Running a proper open weights model like minimax 2.7 with 230B parameters at full strength requires 5x RTX PRO 6000s, that’s like $50,000 in just the GPUs.
More reasonably, running a Q4 (94% accuracy) version still requires 2x cards. So even if you can, it’s definitely going to cost you WAY more than the $200/month Anthropic charges you.
Why use Local LLMs?
So we’ve established that Local LLMs is expensive, and it is kind of not great. Like some bars. So why do we still go there?
One way to look at it are areas that a Cloud run models are not be able to provide. Cloud run models provide high speed at low cost: that already covers two big reasons why someone might switch.

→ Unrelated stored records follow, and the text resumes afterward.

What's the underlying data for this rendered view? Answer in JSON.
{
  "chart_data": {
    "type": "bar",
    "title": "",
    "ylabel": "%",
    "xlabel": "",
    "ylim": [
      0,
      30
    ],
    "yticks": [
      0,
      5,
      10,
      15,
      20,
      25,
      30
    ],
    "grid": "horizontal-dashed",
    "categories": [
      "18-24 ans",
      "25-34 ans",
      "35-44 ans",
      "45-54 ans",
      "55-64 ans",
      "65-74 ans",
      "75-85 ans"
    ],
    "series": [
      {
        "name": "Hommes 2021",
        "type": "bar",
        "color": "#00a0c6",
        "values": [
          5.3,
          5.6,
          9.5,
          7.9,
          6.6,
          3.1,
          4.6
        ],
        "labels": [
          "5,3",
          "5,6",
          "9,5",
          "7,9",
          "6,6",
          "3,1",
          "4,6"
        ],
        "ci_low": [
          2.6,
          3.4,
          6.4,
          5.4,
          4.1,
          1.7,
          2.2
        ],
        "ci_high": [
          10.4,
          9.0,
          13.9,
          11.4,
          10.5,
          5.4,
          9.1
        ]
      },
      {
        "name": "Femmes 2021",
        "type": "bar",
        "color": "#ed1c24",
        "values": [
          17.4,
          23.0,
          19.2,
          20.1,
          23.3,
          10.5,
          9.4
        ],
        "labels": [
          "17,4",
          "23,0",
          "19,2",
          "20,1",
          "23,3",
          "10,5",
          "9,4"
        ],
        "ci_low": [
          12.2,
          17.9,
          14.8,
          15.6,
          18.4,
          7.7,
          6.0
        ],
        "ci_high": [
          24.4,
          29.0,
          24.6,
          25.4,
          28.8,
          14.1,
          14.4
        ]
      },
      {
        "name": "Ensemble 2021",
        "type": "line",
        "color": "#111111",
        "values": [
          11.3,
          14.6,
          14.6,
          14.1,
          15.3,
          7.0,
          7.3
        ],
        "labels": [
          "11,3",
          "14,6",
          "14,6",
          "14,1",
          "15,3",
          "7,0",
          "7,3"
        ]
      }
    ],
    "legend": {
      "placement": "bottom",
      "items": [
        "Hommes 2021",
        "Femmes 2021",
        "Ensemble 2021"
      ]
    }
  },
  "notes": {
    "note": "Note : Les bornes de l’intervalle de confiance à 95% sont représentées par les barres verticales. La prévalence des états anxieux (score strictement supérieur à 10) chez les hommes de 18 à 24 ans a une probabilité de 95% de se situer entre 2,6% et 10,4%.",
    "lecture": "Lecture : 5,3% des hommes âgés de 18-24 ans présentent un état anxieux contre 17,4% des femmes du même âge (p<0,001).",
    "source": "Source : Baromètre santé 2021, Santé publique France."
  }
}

So to run a local LLM, the following reasons must be compelling enough for you:
Privacy
I win. No further explanation required.
Sensitive workloads, things you don’t ever want to send to a third party provider. Spicy workloads LIKE processing tax documents.

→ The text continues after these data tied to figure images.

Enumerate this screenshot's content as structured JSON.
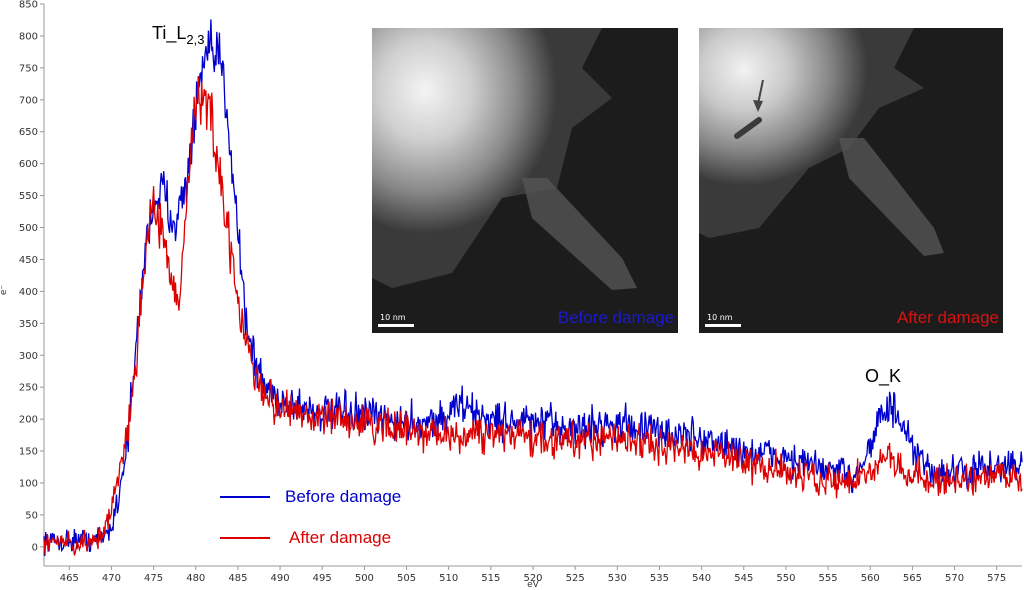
{
  "chart_data": {
    "type": "line",
    "xlabel": "eV",
    "ylabel": "e⁻",
    "xlim": [
      462,
      578
    ],
    "ylim": [
      -30,
      850
    ],
    "x_ticks": [
      465,
      470,
      475,
      480,
      485,
      490,
      495,
      500,
      505,
      510,
      515,
      520,
      525,
      530,
      535,
      540,
      545,
      550,
      555,
      560,
      565,
      570,
      575
    ],
    "y_ticks": [
      0,
      50,
      100,
      150,
      200,
      250,
      300,
      350,
      400,
      450,
      500,
      550,
      600,
      650,
      700,
      750,
      800,
      850
    ],
    "annotations": [
      {
        "text_main": "Ti_L",
        "text_sub": "2,3",
        "x": 479,
        "y": 800
      },
      {
        "text_main": "O_K",
        "text_sub": "",
        "x": 562,
        "y": 260
      }
    ],
    "legend": {
      "position": "bottom-left"
    },
    "series": [
      {
        "name": "Before damage",
        "color": "#0000cc",
        "points": [
          [
            462,
            10
          ],
          [
            464,
            8
          ],
          [
            466,
            12
          ],
          [
            468,
            10
          ],
          [
            469,
            15
          ],
          [
            470,
            30
          ],
          [
            471,
            90
          ],
          [
            472,
            180
          ],
          [
            473,
            320
          ],
          [
            474,
            470
          ],
          [
            475,
            540
          ],
          [
            476,
            560
          ],
          [
            477,
            520
          ],
          [
            478,
            520
          ],
          [
            479,
            580
          ],
          [
            480,
            680
          ],
          [
            481,
            760
          ],
          [
            482,
            770
          ],
          [
            483,
            760
          ],
          [
            484,
            650
          ],
          [
            485,
            500
          ],
          [
            486,
            350
          ],
          [
            487,
            290
          ],
          [
            488,
            255
          ],
          [
            490,
            230
          ],
          [
            495,
            210
          ],
          [
            500,
            205
          ],
          [
            505,
            195
          ],
          [
            510,
            200
          ],
          [
            511,
            230
          ],
          [
            512,
            215
          ],
          [
            515,
            200
          ],
          [
            520,
            195
          ],
          [
            525,
            185
          ],
          [
            530,
            195
          ],
          [
            535,
            180
          ],
          [
            540,
            170
          ],
          [
            545,
            150
          ],
          [
            550,
            140
          ],
          [
            555,
            120
          ],
          [
            558,
            110
          ],
          [
            560,
            160
          ],
          [
            561,
            200
          ],
          [
            562,
            215
          ],
          [
            563,
            210
          ],
          [
            564,
            180
          ],
          [
            565,
            150
          ],
          [
            567,
            120
          ],
          [
            570,
            115
          ],
          [
            575,
            125
          ],
          [
            578,
            130
          ]
        ]
      },
      {
        "name": "After damage",
        "color": "#dd0000",
        "points": [
          [
            462,
            10
          ],
          [
            464,
            8
          ],
          [
            466,
            5
          ],
          [
            468,
            8
          ],
          [
            469,
            20
          ],
          [
            470,
            60
          ],
          [
            471,
            130
          ],
          [
            472,
            190
          ],
          [
            473,
            290
          ],
          [
            474,
            460
          ],
          [
            475,
            540
          ],
          [
            476,
            510
          ],
          [
            477,
            420
          ],
          [
            478,
            370
          ],
          [
            479,
            560
          ],
          [
            480,
            700
          ],
          [
            481,
            720
          ],
          [
            482,
            650
          ],
          [
            483,
            560
          ],
          [
            484,
            470
          ],
          [
            485,
            390
          ],
          [
            486,
            320
          ],
          [
            487,
            270
          ],
          [
            488,
            240
          ],
          [
            490,
            220
          ],
          [
            495,
            200
          ],
          [
            500,
            195
          ],
          [
            505,
            180
          ],
          [
            510,
            175
          ],
          [
            515,
            180
          ],
          [
            520,
            170
          ],
          [
            525,
            165
          ],
          [
            530,
            170
          ],
          [
            535,
            160
          ],
          [
            540,
            150
          ],
          [
            545,
            135
          ],
          [
            550,
            120
          ],
          [
            555,
            105
          ],
          [
            558,
            100
          ],
          [
            560,
            120
          ],
          [
            562,
            140
          ],
          [
            563,
            130
          ],
          [
            565,
            120
          ],
          [
            567,
            105
          ],
          [
            570,
            100
          ],
          [
            575,
            110
          ],
          [
            578,
            105
          ]
        ]
      }
    ]
  },
  "insets": [
    {
      "caption": "Before damage",
      "scale_label": "10 nm",
      "caption_color": "#1a1acc"
    },
    {
      "caption": "After damage",
      "scale_label": "10 nm",
      "caption_color": "#dd1111"
    }
  ]
}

Everyone has a price for their privacy. It is listed clearly on microcenter’s website. What’s yours?
Resiliency
If running GPUs for AI is so expensive, how are companies like ChatGPT and Anthropic able to offer monthly pricing at $20/month?
They can’t.
It is like a gym membership. They count on you not using your allocated quota to the fullest.
And the moment users start to, wham! that’s the sound of the policy changing. Look at what happened to OpenClaw users. Look at how people have been complaining that the usage rates being lowered across the providers, about how the newest model tends to be really verbose (aka, token heavy).
I’d argue the true cost is really reflected in the API, and for heavy users, the cost can easily be 10x ~ 30x the price they pay for subscriptions.
I’ve also never really been a guy to trust cloud provisioned services either:
All of that to say that once you built your life around AI, what are your guarantees that the quality won’t be reduced or your ability to use it won’t be cut in the future?
Freedom
When LLMs say sorry I can’t help with that.
What they mean is that they won’t.
Guardrails are there for a reason and crucial for preventing misuse. But it can limit the model’s flexibility and responsiveness. I don’t want a future where my learning is limited to the boundaries defined by companies that own the models.
When to use Local LLMs?
Split your use cases
Coding may not need to be secret: who cares about the trillionth line of AI written code that day? Use a cloud-hosted model for that. Coding burns a ton of tokens going back and forth. But quiet inference on confidential data as part of a workflow can be moved offline.
Consider carefully what you need to keep local, because local capacity is precious.
Use Cloud to test
I believe running LLMs bare metal (whether on local or on a rented GPU) counts as ’local'.
Before working with a local LLM, try running your workload on the cloud with an equivalent model to see if it can meet your needs. It is also a more cost effective way to run open-weight models too, with a RTX 6000 Pro costing only $1.89 USD/hr. I personally use runpod for this, because they provide a pretty simple interface to spin up a GPU and deploy a workload on it.
For runpod, the easiest way to start is to use a public template or container. Ollama is a popular one. I use llama.cpp’s docker container, which gives me better performance on certain cards and spins up faster than vllm.
I’ve provided my own template that I use to spin up Qwen 3.6 26B UD-Q8_K_XL, which allows it to perform at near native accuracy while keeping the inference speed reasonably fast. Since there is plenty of headroom on a RTX 6000 PRO, I’ve also provisioned two slots to maximise usage: use it with chat and code at the same time, or work in parallel!
Conclusion
I spent many hours thinking about why I would use a local LLM, aside from the fun and magic of running your very own intelligence in a box that you own, and these were the considerations that I made.
Running your own LLM is very informative as well, and it is a whole area of knowledge in itself, trying to squeeze the best performance out of the hardware that you own (or rent!).